Structurer les acteurs
Forcément, chacun veut sa part de ce (gros) gâteau. Les régions ont notamment compris l’intérêt d’attirer des productions pour en faire un levier de développement économique. La plupart d’entre-elles se sont ainsi dotées de structures chargées de vanter leurs territoires aux professionnels du cinéma et de distribuer des subventions pour convaincre les producteurs de venir tourner chez elles. Si cette mise en concurrence des territoires peut interroger, elle fait partie des réalités économiques, estime Anicée Sedaghat.
« Il faut savoir qu’1€ investi dans le cinéma par une collectivité génère en moyenne 7,60€ de retombées économiques directes comme l’a montré une étude du CNC. Car lorsqu’une production bénéficie de subventions régionales, elle a l’obligation de tourner sur place et de recruter des techniciens locaux. A cela s’ajoutent les bienfaits en matière d’image, qui profitent directement au tourisme et à la culture. Et puis, lorsqu’une région devient reconnue dans le secteur, tout un tissu économique se crée et prospère autour du cinéma. Dans les Pyrénées-Orientales, on a des studios à Saint-André et au Soler ou encore l’IDEM, qui forme aux métiers de l’audiovisuel. Il y a tout un ‘effet cinéma’ qui génère des cercles vertueux et qui est bénéfique pour tout le monde ».
L’année dernière, l’Occitanie (qui s’appuie sur Occitanie Films) est devenue la première région en termes de tournage de fictions télévisées en France. Et les Pyrénées-Orientales, le deuxième département le plus fréquenté par les équipes de tournage après l’Hérault. « Ce qui fait la richesse de notre territoire, c’est la diversité des décors dans un périmètre restreint : on peut passer, dans le même département, de la montagne à la mer en traversant la plaine, souligne Anicée Sedaghat. Notre force, c’est aussi cette côte rocheuse exceptionnelle, qui nous distingue du reste du littoral. Ce sont des atouts majeurs, car l’activité cinématographique est très intense sur tout l’arc méditerranéen, avec des projets français comme européens. Il ne faut surtout pas relâcher nos efforts : tout doit être fait pour que les Pyrénées-Orientales trouvent pleinement leur place sur cet arc ! ».
Pour y parvenir, Mire a entamé un travail de fond pour mieux structurer et fédérer les acteurs locaux. « Depuis un an, la filière cinéma du département se structure peu à peu et les liens se resserrent, souligne Anicée Sedaghat. Avec l’Institut Jean Vigo et sa présidente Chantal Marchon, nous avons créé un collectif de professionnels du cinéma pour rompre l’isolement et favoriser les échanges.
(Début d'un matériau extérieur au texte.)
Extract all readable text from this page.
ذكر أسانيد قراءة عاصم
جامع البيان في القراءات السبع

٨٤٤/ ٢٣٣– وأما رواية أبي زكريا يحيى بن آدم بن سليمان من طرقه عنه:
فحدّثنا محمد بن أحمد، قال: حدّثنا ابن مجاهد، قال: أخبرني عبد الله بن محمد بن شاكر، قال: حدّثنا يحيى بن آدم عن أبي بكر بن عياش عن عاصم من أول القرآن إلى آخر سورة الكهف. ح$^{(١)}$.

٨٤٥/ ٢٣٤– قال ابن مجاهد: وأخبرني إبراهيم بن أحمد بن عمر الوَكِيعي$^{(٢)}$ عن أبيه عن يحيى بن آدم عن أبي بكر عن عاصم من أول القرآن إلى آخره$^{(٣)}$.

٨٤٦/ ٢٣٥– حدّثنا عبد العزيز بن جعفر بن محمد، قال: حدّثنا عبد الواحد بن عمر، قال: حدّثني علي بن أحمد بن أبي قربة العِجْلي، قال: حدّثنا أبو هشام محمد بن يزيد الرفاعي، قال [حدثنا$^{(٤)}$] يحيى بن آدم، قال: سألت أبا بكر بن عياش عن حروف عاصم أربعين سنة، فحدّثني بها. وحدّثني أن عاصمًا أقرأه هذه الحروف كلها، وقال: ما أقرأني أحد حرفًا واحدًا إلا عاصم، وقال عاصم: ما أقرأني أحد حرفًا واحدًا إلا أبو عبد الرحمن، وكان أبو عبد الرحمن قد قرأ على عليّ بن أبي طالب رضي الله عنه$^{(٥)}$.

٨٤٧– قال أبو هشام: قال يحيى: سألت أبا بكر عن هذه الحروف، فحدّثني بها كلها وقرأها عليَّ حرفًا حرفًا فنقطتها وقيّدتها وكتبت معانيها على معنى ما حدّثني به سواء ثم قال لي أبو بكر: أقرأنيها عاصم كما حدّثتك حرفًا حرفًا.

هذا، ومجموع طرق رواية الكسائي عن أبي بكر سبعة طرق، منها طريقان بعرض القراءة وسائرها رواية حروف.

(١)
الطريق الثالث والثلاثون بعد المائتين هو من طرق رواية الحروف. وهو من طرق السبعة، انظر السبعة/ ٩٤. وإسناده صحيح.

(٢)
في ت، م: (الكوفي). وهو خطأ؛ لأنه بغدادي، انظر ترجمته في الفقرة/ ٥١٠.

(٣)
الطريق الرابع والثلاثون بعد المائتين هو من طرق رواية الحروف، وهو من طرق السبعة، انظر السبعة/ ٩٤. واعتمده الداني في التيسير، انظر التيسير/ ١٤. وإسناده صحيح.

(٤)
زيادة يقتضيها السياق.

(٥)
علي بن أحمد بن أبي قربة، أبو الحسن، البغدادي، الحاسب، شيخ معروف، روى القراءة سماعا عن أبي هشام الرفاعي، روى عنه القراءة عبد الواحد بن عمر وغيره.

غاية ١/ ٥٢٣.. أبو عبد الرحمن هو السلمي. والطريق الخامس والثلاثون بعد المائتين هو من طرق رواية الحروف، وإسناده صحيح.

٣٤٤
Tous les deux mois, techniciens, réalisateurs, producteurs, comédiens et studios se retrouvent à l’Institut pour partager leurs projets, échanger des informations, projeter des films réalisés localement et créer des synergies. L’idée, c’est vraiment que tout le monde y gagne ».
En plus de compter des paysages exceptionnels et un certain nombre de professionnels installés dans le coin, les Pyrénées-Orientales possèdent un ultime atout : un public ravi d’accueillir des tournages. « Sur la Côte d’Azur, les gens sont un peu blasés. Ici, au contraire les habitants sont enthousiastes. Quand on a eu des projets de films ou de séries comme Rivière-Perdue, tourné dans le Haut-Vallespir, c’était génial : il y avait énormément de figurants locaux. Du coup, c’était une vraie aventure pour le territoire et ses habitants ! ». Ici, le cinéma ne se contente pas de poser ses caméras : il trouve un décor et une énergie.